The young women were taken to a Chicago studio for screen tests. The films were then sent to Hollywood for the executives to choose their new leading lady.

Ultimately, the studio's choice was Kathleen Burke (1913-1980), a dental assistant from Chicago. Pictured above in a publicity shot for her role as Lota, the Panther Woman.

Poster for Paramount Pictures' "Island of Lost Souls" starring Charles Laughton as Dr. Moreau, Richard Arlen, Bela Lugosi, Leila Hyams, and Kathleen Burke, which opened 80 years ago this month in December 1932.

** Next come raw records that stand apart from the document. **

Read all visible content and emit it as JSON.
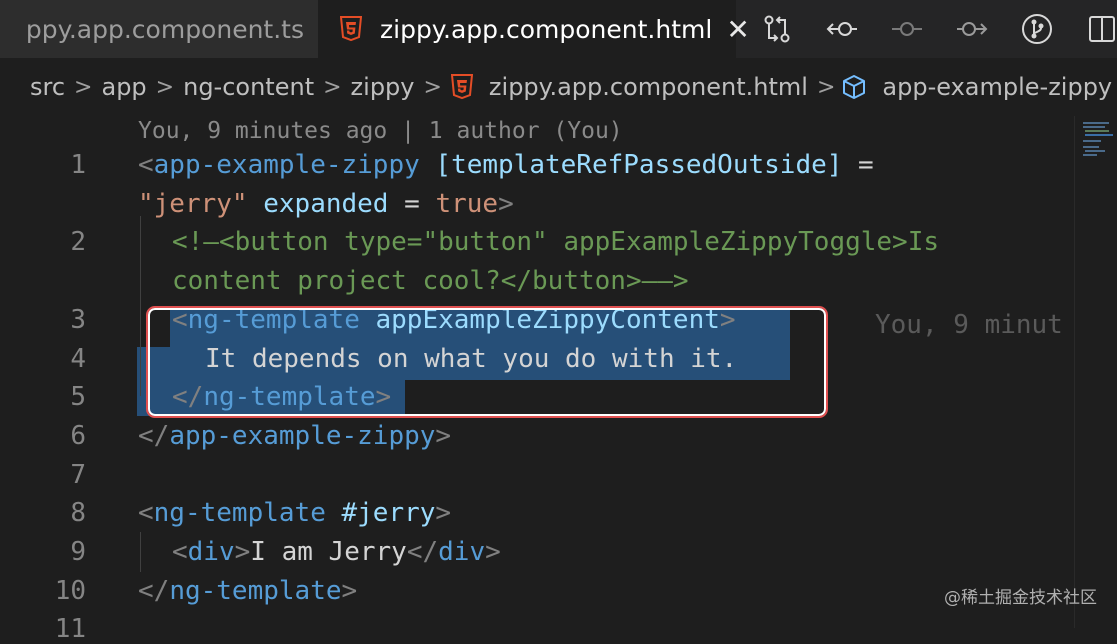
{
  "tabs": {
    "inactive_label": "ppy.app.component.ts",
    "active_label": "zippy.app.component.html",
    "close_glyph": "✕"
  },
  "toolbar": {
    "icons": [
      "compare-changes-icon",
      "go-back-icon",
      "commit-icon",
      "go-forward-icon",
      "git-branch-icon",
      "split-editor-icon"
    ]
  },
  "breadcrumb": {
    "items": [
      "src",
      "app",
      "ng-content",
      "zippy",
      "zippy.app.component.html",
      "app-example-zippy"
    ],
    "separator": ">"
  },
  "editor": {
    "blame_header": "You, 9 minutes ago | 1 author (You)",
    "inline_blame": "You, 9 minut",
    "line_numbers": [
      "1",
      "2",
      "3",
      "4",
      "5",
      "6",
      "7",
      "8",
      "9",
      "10",
      "11"
    ],
    "lines": {
      "l1a_open": "<",
      "l1a_tag": "app-example-zippy",
      "l1a_attr": " [templateRefPassedOutside]",
      "l1a_eq": " =",
      "l1b_str": "\"jerry\"",
      "l1b_attr": " expanded",
      "l1b_eq": " = ",
      "l1b_val": "true",
      "l1b_close": ">",
      "l2a": "<!—<button type=\"button\" appExampleZippyToggle>Is",
      "l2b": "content project cool?</button>——>",
      "l3_open": "<",
      "l3_tag": "ng-template",
      "l3_attr": " appExampleZippyContent",
      "l3_close": ">",
      "l4_text": "It depends on what you do with it.",
      "l5_open": "</",
      "l5_tag": "ng-template",
      "l5_close": ">",
      "l6_open": "</",
      "l6_tag": "app-example-zippy",
      "l6_close": ">",
      "l8_open": "<",
      "l8_tag": "ng-template",
      "l8_attr": " #jerry",
      "l8_close": ">",
      "l9_open": "<",
      "l9_tag": "div",
      "l9_close": ">",
      "l9_text": "I am Jerry",
      "l9_open2": "</",
      "l9_tag2": "div",
      "l9_close2": ">",
      "l10_open": "</",
      "l10_tag": "ng-template",
      "l10_close": ">"
    }
  },
  "watermark": "@稀土掘金技术社区",
  "colors": {
    "tag": "#569cd6",
    "attr": "#9cdcfe",
    "string": "#ce9178",
    "comment": "#6a9955",
    "selection": "#264f78",
    "html5_icon": "#e44d26",
    "highlight_border": "#e05050"
  }
}
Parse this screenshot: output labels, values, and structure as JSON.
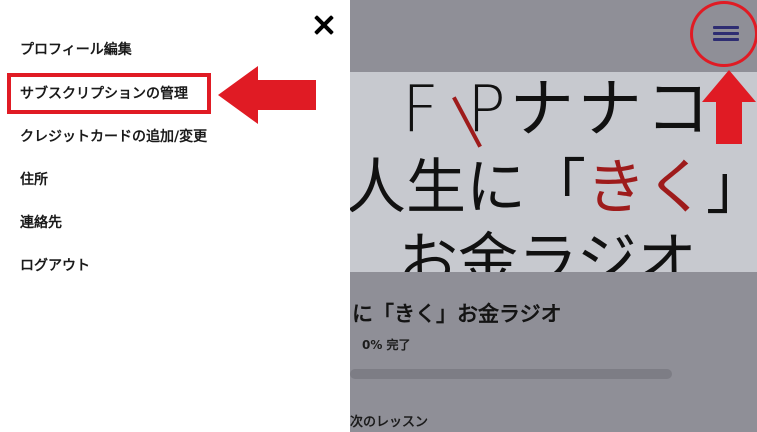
{
  "background": {
    "hero": {
      "line1_part1": "F",
      "line1_part2": "P",
      "line1_part3": "ナナコ",
      "line2_part1": "人生に「",
      "line2_red": "きく",
      "line2_part2": "」",
      "line3": "お金ラジオ"
    },
    "course_title": "に「きく」お金ラジオ",
    "progress_text": "0% 完了",
    "progress_fraction": 0,
    "next_lesson": "次のレッスン"
  },
  "drawer": {
    "menu": [
      {
        "label": "プロフィール編集"
      },
      {
        "label": "サブスクリプションの管理"
      },
      {
        "label": "クレジットカードの追加/変更"
      },
      {
        "label": "住所"
      },
      {
        "label": "連絡先"
      },
      {
        "label": "ログアウト"
      }
    ]
  },
  "icons": {
    "close": "close-icon",
    "menu": "hamburger-menu-icon"
  },
  "colors": {
    "annotation_red": "#e01b24",
    "overlay_gray": "#8f8f97",
    "hamburger": "#2e2d72",
    "hero_red_text": "#9e1b1b"
  }
}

While filming the movie, Miss Burke's boyfriend from Chicago, Glen Nelson Rardin (1902-1987), often visited the set. The studio took issue with their leading lady going out with Rardin, claiming the "midnight snacks after working hours" could affect her acting.

Burke and Rardin married in February 1933, and divorced in November 1934.

Her success in the "Island of Lost Souls" led to many more screen appearances, most notably as the leading lady in "The Lives of a Bengal Lancer" (1935) opposite Gary Cooper, and "The Last Outpost" with Cary Grant (1935).

Her final film role was in 1938, but she continued acting until at least 1940 when she played the part of Rebekah in the Biblical radio drama, "Light of the World."

I have not been able to find what became of Leona Bloom after her audition. If anyone knows, I would enjoy hearing from you. I imagine she got married and had a family, and perhaps wondered how life would've been different (for better or worse) had she been chosen as the Panther Woman.